Pour le reste, les émergents plus lointainement concernés par le dossier syrien oscillent entre la méfiance et une franche hostilité vis-à-vis des velléités d'intervention occidentales.
- L'Inde appelle à un dialogue politique "inclusif"
Le premier ministre indien Manmohan Singh, le 22 mai 2012 à New Dehli.
L'Inde ne soutiendra pas en l'état une action militaire contre la Syrie. Mardi 3 septembre, New Delhi a réitéré sa position de principe selon laquelle
"il n'y aucune solution militaire au conflit" et a appelé à un dialogue politique
"inclusif" associant le gouvernement de Damas et les forces d'opposition. Nourri du mauvais souvenir de la Libye, où l'intervention occidentale a été jugée par New Delhi – qui s'était abstenu au Conseil de sécurité – comme outrepassant le mandat des Nations unies, la ligne indienne sur la Syrie n'a jusqu'à présent pas été remise en cause par l'attaque chimique sur la Ghouta.

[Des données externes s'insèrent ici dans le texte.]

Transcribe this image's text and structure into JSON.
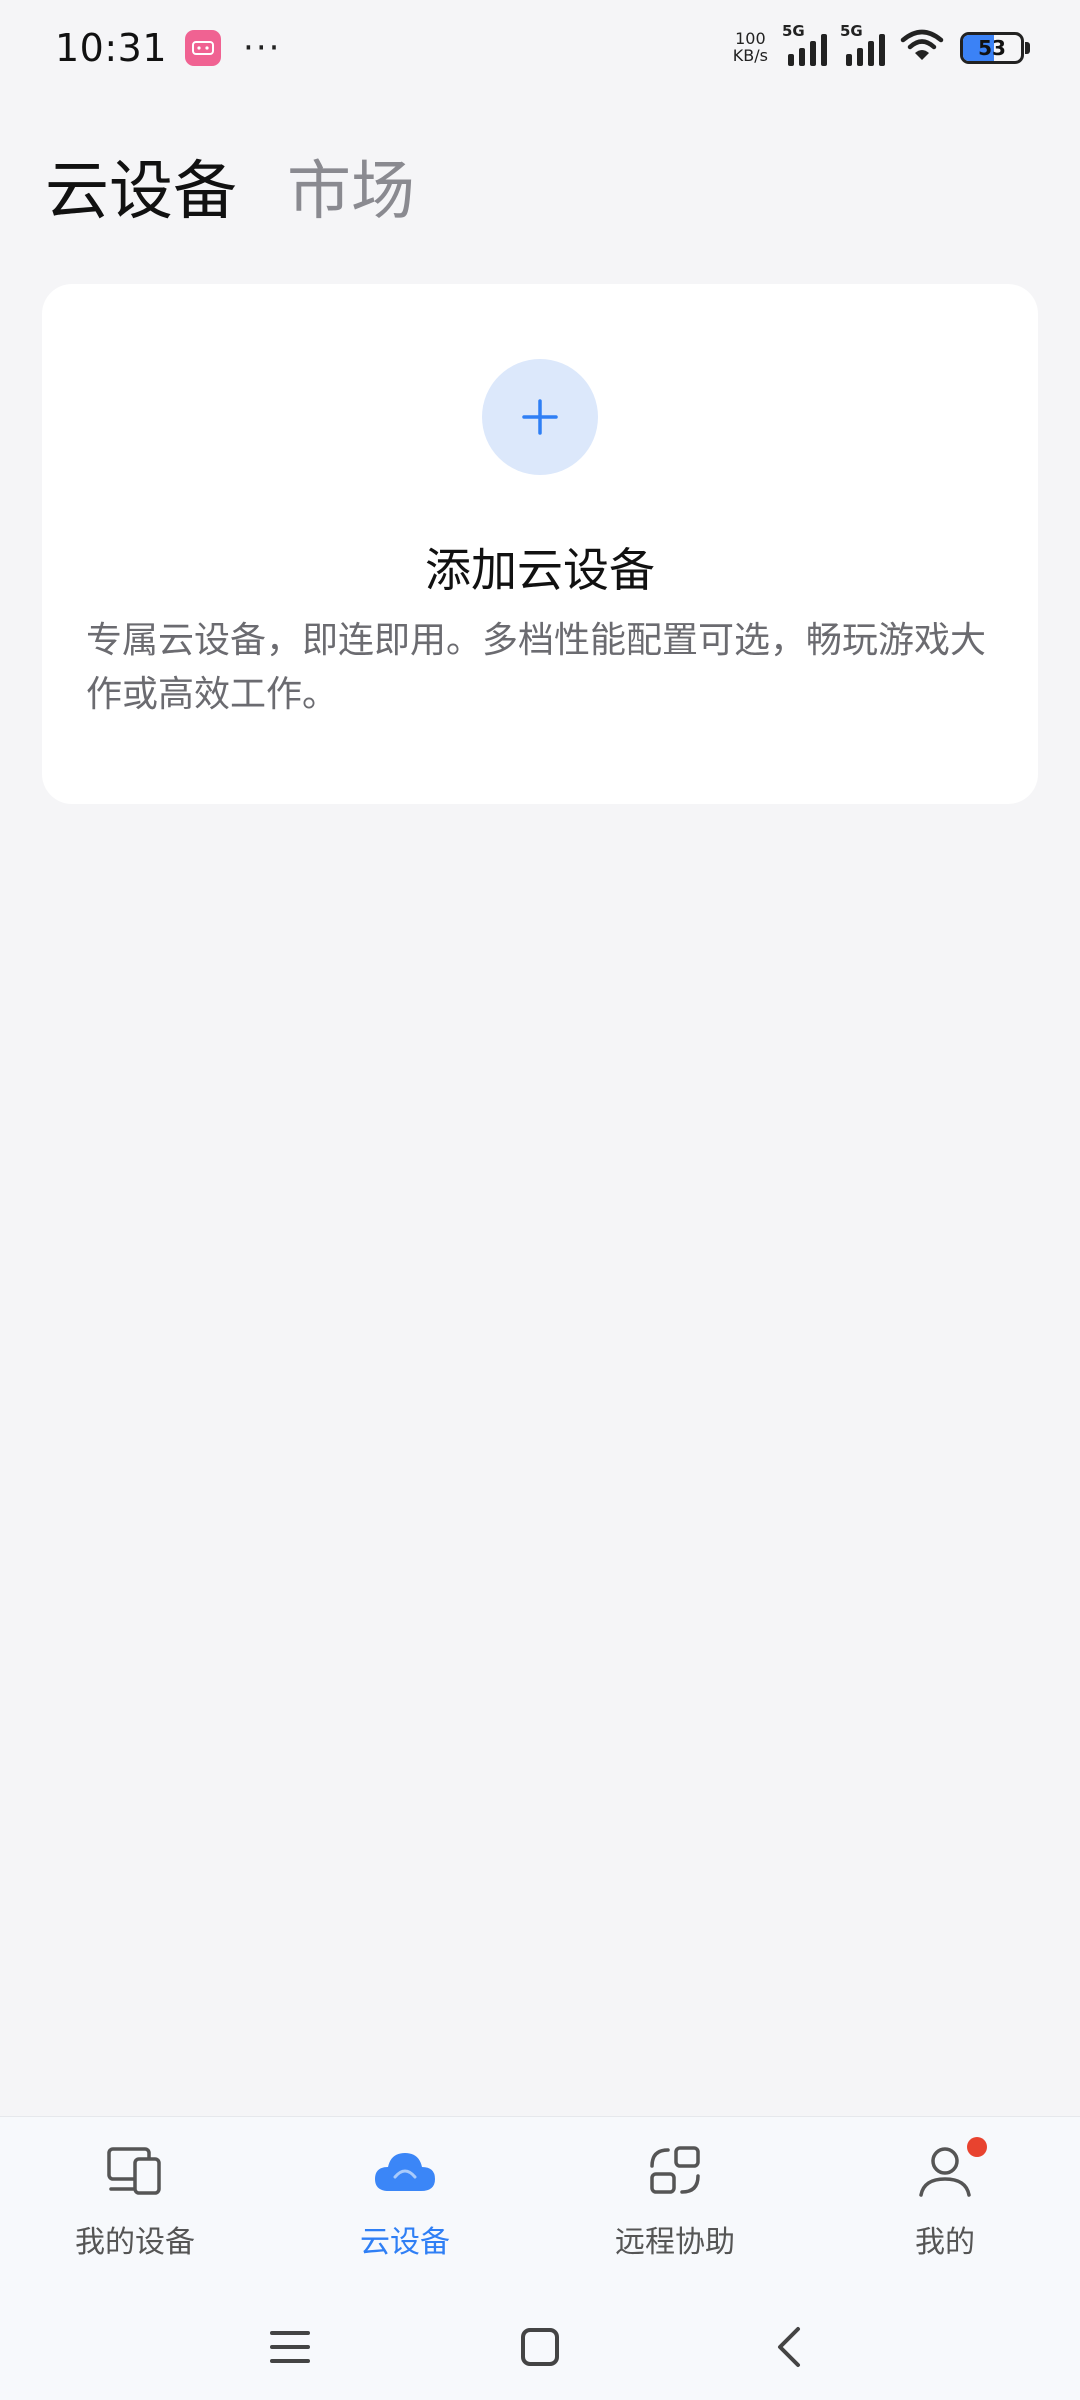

Tout en rappelant son soutien aux conventions internationales prohibant l'usage des armes chimiques, qui ne doivent être
"bafouées par personne", New Delhi préfère
"attendre les résultats complets" de l'enquête de la mission des Nations unies avant de se prononcer sur la récente tragédie. Allergique à l'unilatéralisme américain, l'Inde a toujours défendu le rôle incontournable de l'ONU comme plateforme de règlement des crises internationales. Quelle serait dès lors son attitude dans l'hypothèse où la responsabilité de Damas serait mise à jour par les enquêteurs onusiens ? New Delhi refuse pour l'instant de se placer dans une telle hypothèse, révélant son malaise à l'égard de toute forme d'interventionnisme occidental menaçant la souveraineté des Etats.
- Pour le Brésil, une intervention serait une "violation du droit international"
Dilma Roussef, en septembre 2010 à Brasilia.
Au
Brésil, le remplacement du ministre des affaires étrangères, Antonio Patriota, par Luiz Alberto Figueiredo, fin août, n'a pas modifié d'un iota la position des autorités. Deux jours après sa nomination, le nouveau chef de la diplomatie a affirmé, le 28 août, que le pays ne soutiendra pas une intervention militaire sans l'aval du Conseil de sécurité de l'ONU. Selon cet ancien représentant du Brésil aux Nations unies, il s'agirait d'
"une violation du droit international et de la charte de l'ONU". M. Figueiredo a toutefois précisé que l'usage d'armes chimiques est
"intolérable" et
"inacceptable", ajoutant que la communauté internationale attendait les conclusions du groupe d'observateurs onusiens. En bon diplomate, il a ajouté que le Conseil de sécurité était
"paralysé" sur la question, un révélateur, selon lui, de la nécessité d'entreprendre des réformes de l'ONU. Depuis des années, le Brésil et d'autres pays émergents défendent un élargissement et une modification des règles de représentativité.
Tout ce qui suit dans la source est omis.